In response, Respondent asserted Petitioner had provided insufficient support for his redaction request. Respondent argued that Petitioner had provided little in terms of explaining how release of his name potentially could cause the consequences Petitioner fears, that is, jeopardize his career and interfere with his ability to perform his job.

Petitioner did not file a Reply to Respondent’s Opposition. This matter is now before the special master for decision.

3 Petitioner received tetanus-diptheria (“Td”) and meningococcal vaccines on August 19, 2004. Petitioner received measles, mumps, and rubella (“MMR”) and hepatitis A and hepatitis B vaccines on September 3, 2004. Petitioner received inactivated polio (“IPV”) and hepatitis A and hepatitis B vaccines on November 1 and November 4, 2004.

2 DISCUSSION

A. Congress Intended the Vaccine Act to Protect the Privacy Interests of Individuals By Exempting Personal Information From Disclosure.

To decide Petitioner’s request to redact, it is critical to consider the pertinent statutory provisions of the Vaccine Act. Petitioner’s motion to redact was filed pursuant to 42 U.S.C. § 300aa–12(d)(4)(B). That provision states that “[a] decision of a special master or the court in a proceeding shall be disclosed, except that if the decision is to include information. . . .which are medical files and similar files the disclosure of which would constitute a clearly unwarranted invasion of privacy. . . .[I]f the person who submitted such information objects to the inclusion of such information in the decision, the decision shall be disclosed without such information.” See also Vaccine Rule 18(b) (which mirrors the language of 42 U.S.C. § 300aa–12(d)(4)(B)).

Section 12(d)(4) of the Vaccine Act creates an exception to the general principles governing public disclosure of judicial records and judicial decisions. Both the common law and statutes reflect the strong presumption favoring public access to judicial records and proceedings. Nixon v. Warner Commc'ns, 435 U.S. 589, 598–99 (1978). As has been recognized, “[t]his common law right enables the public to review court records, and public access to court records is essential to the preservation of our system of self-government.” Miller–Holzwarch, Inc. v. United States, 44 Fed. Cl. 153, 154 (1999); see also Reidell v. United States, 47 Fed. Cl. 209, 212 (2000) (the public has “ownership of the work of its public officials, including its judges.”).

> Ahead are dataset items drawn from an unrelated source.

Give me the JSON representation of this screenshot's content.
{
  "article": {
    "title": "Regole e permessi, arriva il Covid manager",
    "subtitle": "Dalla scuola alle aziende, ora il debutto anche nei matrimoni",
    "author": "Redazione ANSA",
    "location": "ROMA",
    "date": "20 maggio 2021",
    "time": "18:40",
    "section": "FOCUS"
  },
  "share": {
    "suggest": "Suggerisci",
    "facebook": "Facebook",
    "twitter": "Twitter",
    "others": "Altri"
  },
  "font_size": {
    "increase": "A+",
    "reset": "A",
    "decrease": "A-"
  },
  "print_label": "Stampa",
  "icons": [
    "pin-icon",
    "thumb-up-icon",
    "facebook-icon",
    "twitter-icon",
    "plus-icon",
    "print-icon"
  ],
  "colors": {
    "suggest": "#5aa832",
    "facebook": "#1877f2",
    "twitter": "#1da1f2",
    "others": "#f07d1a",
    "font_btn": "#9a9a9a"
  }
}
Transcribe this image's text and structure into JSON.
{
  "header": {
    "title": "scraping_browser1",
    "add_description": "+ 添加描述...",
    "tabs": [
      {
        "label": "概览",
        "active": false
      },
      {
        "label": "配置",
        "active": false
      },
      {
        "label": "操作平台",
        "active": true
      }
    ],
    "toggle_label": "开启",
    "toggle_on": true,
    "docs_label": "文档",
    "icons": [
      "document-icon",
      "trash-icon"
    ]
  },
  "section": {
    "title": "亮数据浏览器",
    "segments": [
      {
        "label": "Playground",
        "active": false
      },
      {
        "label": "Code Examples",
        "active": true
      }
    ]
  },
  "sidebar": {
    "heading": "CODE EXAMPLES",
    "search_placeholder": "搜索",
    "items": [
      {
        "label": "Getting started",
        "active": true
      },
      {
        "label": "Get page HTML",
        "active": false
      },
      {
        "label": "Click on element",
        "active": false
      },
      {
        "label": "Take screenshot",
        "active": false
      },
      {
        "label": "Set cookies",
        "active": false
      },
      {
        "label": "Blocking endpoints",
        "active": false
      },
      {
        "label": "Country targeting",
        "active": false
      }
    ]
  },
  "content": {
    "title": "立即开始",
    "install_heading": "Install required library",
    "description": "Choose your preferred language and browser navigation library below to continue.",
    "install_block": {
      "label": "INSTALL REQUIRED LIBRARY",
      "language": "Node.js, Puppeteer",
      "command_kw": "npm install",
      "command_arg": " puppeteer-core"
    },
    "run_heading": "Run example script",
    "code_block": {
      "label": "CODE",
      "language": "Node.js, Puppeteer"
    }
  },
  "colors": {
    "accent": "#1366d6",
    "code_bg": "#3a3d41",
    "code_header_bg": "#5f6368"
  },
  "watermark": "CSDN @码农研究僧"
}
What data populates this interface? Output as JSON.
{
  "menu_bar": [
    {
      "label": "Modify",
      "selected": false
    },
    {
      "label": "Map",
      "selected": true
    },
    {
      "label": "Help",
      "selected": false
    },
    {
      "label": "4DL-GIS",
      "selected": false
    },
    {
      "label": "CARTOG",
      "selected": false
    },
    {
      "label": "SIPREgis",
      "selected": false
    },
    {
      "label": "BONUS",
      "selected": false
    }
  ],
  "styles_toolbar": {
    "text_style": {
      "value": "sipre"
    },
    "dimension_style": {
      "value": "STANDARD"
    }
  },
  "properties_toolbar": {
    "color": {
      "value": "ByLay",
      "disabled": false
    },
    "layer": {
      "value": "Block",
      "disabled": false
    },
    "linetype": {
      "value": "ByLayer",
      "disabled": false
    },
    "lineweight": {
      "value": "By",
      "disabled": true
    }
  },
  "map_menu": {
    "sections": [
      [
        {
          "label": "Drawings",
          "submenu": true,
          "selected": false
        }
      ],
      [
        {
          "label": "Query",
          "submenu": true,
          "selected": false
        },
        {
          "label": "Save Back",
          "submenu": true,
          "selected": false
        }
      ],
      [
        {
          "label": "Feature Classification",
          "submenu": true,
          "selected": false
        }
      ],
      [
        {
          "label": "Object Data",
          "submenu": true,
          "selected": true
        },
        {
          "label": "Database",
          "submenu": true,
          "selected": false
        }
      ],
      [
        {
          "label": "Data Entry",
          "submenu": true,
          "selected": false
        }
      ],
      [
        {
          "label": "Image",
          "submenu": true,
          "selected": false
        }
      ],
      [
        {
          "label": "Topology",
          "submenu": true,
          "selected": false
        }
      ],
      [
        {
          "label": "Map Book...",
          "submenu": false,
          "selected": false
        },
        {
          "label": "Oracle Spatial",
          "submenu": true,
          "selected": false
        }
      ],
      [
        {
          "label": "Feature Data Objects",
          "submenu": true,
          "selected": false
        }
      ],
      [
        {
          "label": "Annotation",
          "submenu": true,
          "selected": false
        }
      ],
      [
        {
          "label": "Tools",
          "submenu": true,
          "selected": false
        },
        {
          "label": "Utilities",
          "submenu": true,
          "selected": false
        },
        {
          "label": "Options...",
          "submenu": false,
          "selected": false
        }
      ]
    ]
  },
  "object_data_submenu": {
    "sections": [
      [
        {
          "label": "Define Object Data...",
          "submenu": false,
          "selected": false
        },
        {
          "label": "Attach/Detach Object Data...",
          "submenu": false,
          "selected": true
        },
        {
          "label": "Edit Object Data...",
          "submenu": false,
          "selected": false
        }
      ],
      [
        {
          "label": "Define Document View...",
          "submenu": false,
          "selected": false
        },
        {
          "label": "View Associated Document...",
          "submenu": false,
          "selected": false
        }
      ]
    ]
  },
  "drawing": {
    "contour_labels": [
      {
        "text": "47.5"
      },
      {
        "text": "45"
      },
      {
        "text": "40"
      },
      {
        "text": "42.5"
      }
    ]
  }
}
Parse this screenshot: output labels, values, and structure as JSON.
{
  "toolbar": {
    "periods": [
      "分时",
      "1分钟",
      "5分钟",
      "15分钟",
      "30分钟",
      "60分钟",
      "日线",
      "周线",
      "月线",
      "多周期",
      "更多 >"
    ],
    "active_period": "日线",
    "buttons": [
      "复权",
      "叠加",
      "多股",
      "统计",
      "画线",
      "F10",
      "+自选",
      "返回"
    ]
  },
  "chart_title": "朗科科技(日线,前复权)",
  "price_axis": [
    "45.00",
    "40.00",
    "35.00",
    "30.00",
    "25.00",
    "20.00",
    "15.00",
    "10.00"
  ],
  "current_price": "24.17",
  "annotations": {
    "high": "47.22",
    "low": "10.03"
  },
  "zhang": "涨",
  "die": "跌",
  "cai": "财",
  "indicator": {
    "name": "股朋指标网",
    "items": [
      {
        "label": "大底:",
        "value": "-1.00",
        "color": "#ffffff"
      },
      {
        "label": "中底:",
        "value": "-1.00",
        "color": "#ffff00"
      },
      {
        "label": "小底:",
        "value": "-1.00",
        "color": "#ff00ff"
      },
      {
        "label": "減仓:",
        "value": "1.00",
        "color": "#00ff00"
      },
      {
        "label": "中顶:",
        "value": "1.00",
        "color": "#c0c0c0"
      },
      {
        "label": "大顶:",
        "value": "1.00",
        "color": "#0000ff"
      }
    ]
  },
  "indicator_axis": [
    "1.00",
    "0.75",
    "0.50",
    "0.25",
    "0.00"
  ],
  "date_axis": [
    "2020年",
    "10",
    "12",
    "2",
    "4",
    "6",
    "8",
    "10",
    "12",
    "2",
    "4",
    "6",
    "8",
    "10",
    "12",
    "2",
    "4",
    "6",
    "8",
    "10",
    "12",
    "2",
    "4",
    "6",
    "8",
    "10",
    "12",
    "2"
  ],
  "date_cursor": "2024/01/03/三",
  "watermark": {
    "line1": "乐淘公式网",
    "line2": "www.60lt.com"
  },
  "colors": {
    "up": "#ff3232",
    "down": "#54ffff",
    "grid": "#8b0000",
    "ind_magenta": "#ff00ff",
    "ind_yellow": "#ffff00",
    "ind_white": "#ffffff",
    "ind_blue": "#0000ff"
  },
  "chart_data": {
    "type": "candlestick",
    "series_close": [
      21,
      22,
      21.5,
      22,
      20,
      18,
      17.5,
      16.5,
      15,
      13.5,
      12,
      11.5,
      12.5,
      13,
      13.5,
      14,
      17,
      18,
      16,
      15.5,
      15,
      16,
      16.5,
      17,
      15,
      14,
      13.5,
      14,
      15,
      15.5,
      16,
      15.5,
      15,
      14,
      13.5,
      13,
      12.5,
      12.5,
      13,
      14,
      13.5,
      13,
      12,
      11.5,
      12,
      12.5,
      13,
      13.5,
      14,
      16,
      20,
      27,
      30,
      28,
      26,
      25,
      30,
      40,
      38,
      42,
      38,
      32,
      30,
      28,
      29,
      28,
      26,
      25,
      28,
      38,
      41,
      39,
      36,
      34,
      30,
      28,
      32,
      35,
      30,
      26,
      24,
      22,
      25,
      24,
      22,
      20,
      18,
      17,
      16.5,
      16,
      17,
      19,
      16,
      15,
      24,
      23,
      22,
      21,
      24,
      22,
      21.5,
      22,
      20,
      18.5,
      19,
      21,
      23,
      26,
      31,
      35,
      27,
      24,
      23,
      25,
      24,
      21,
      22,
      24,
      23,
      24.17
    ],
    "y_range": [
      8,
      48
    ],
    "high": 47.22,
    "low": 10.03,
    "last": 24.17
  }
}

And, consistent with this principle of public disclosure of judicial records, the E– Government Act was passed by Congress in 2002. It instructs all federal courts to establish and maintain a website with “[a]ccess to the substance of all written opinions issued by the court.” E–Government Act of 2002, Pub.L. No. 107–347, § 205(a)(5), 116 Stat 2899, 2913 (codified as amended at 44 U.S.C. § 3501 (2006)).